Время шло, фанатизм и вправду прошёл, как радостный, хотя и впрямь утомительный сон, а Франциск всё ждал и ждал, присев на камушек возле церкви святого Дамиана, когда же я соберусь и приду к нему в Ассизи. И, не дождавшись, сам пришёл ко мне.

Мой Сан-Дамиано находился в соседнем селе, в километре от нас, и был знаком мне до последнего камушка в стене. Эту старую рыжую церковку мы обжили и излазили с незапамятных времён. В те времена чуть не в каждом селе был такой Сан-Дамиано – облупившийся, разбитый, с напрочь снесёнными куполами, сбитыми фресками и матерными надписями на стенах. С годами надписи блекли и выцветали, становясь почти неразличимыми, крыши зарастали ивняком, по разбитым стенками начинал расползаться жёлтый колючий хмель, затягивая раны и маскируя увечья, и аисты вили гнёзда на разбитых куполах, и донник пробивался сквозь щели в ступенях, и молитвенная тишина вновь наполняла гулкие, серые от кирпичной пыли нефы и полукруглые тесные алтари.

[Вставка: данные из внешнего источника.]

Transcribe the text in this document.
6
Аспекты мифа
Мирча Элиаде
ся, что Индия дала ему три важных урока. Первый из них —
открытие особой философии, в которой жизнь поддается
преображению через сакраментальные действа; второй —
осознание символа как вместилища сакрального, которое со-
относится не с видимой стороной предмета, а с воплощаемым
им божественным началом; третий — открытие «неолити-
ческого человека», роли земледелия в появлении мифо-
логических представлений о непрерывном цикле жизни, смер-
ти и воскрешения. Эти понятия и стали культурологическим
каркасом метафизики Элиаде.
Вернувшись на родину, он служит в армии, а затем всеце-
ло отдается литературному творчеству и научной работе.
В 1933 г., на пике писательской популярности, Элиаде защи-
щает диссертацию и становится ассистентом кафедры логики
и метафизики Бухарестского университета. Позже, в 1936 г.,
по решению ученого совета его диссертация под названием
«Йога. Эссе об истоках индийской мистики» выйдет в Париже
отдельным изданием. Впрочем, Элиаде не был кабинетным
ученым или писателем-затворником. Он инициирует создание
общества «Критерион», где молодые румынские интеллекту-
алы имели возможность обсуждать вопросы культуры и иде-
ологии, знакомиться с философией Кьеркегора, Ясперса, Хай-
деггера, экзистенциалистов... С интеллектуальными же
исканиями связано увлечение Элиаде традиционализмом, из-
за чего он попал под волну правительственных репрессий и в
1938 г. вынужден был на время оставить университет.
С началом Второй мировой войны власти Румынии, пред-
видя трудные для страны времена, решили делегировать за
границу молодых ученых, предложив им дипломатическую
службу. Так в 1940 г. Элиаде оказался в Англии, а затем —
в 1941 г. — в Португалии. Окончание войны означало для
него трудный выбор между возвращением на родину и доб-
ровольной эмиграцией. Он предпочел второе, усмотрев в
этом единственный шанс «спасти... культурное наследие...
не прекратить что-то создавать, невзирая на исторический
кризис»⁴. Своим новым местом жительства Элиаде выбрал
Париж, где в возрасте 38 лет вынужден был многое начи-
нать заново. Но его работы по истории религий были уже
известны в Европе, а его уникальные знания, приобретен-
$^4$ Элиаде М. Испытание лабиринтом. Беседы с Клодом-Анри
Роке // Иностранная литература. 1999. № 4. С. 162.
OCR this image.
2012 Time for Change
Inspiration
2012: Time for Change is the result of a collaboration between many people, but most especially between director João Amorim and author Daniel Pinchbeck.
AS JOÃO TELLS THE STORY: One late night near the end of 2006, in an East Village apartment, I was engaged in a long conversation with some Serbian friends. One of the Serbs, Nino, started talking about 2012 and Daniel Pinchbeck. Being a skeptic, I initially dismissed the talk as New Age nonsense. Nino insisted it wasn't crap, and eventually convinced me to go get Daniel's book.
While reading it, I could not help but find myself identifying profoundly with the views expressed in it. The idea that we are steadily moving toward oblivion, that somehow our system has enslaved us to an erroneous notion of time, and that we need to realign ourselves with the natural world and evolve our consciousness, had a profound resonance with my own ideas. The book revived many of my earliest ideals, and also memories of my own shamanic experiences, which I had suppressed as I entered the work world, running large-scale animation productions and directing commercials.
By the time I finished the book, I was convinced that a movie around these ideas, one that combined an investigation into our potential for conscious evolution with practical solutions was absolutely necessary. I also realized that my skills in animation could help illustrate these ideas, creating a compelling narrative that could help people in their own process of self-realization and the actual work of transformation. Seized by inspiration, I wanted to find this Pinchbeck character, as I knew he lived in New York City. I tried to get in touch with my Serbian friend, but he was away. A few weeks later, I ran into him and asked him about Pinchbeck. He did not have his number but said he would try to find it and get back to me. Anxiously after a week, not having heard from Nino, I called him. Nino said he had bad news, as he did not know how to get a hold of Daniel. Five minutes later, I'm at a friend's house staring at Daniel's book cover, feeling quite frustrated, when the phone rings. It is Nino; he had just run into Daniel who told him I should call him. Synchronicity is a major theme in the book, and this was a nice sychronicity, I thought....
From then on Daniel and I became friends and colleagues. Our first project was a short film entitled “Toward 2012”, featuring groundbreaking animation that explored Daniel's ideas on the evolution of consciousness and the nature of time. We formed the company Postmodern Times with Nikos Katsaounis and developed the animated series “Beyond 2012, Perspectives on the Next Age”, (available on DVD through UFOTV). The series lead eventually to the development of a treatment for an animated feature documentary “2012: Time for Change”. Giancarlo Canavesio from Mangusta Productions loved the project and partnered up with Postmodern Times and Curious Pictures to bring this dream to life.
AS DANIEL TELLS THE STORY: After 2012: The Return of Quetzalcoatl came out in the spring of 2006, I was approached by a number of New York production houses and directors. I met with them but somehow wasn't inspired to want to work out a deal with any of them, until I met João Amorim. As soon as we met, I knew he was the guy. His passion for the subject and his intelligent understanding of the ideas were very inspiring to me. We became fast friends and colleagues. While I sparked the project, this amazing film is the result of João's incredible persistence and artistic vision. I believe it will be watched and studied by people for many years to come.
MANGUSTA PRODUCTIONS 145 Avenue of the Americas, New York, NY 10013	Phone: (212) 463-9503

В детстве мы облюбовали одну из таких церквей для игр, приключений и медитативных размышлений о всяких потусторонних вещах. То, что прямо за церковью находилось старое кладбище, только усугубляло ситуацию. Сидя на холодных кирпичах под резными обломками иконостаса, мы делились друг с другом не совсем честными воспоминаниями о наших собственных встречах с привидениями, а также кстати вспоминали философа Хому, графа Дракулу, весёлую семейку вурдалаков из Алексея Толстого (про семейку Адамс мы в то время ещё не слышали), а также всяких многочисленных обладателей Чёрных Рук, Безголовых Плеч и Окровавленных Пальцев. Иногда, на самом впечатляющем месте, прямо над полом с громовым шелестом и свистом крыльев пролетала ласточка, и это было так страшно, что мы не могли даже визжать, а только замолкали и, схватившись за грудь, с неимоверным трудом переводили дыхание и успокаивали колотящееся в горле сердце.